5. Customized Enterprise Generative AI Models
While broad, multi-purpose tools like Midjourney and ChatGPT gain attention, businesses increasingly lean towards smaller, purpose-specific models tailored to niche requirements. Rather than creating entirely new models, organizations often customize existing generative AI models by adjusting their architecture or refining them with domain-specific datasets. This approach is more cost-effective than building a new model from scratch or relying on expensive API calls to public Language Model Models (LLMs).

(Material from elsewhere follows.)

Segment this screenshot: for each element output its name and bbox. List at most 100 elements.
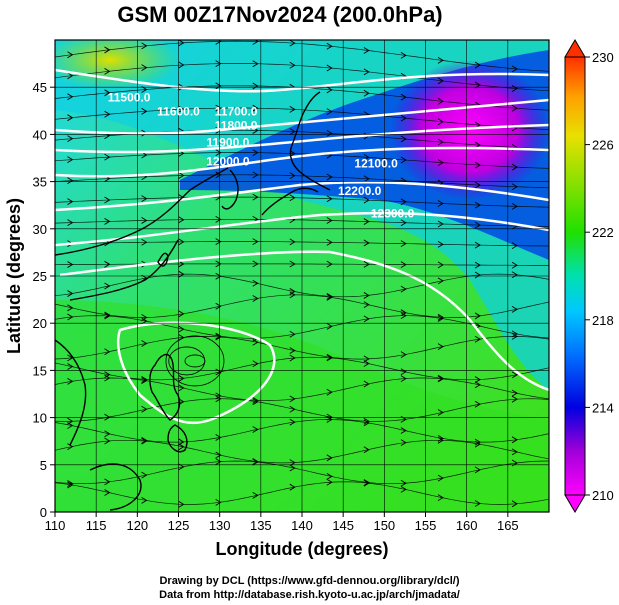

Shane Luke, VP of AI and Machine Learning at Workday highlighted the advantages, stating, “Calls to GPT-4 as an API, just as an example, are costly in terms of cost and latency. We are working on optimizing to have the same capability, but it’s very targeted and specific. And so it can be a much smaller, more manageable model.”
Customized generative AI models excel in catering to specific markets and user needs. They can be crafted for diverse scenarios, including customer support, supply chain management, or document review. This customization proves particularly valuable in sectors with specialized terminology and practices like healthcare, finance, and legal industries.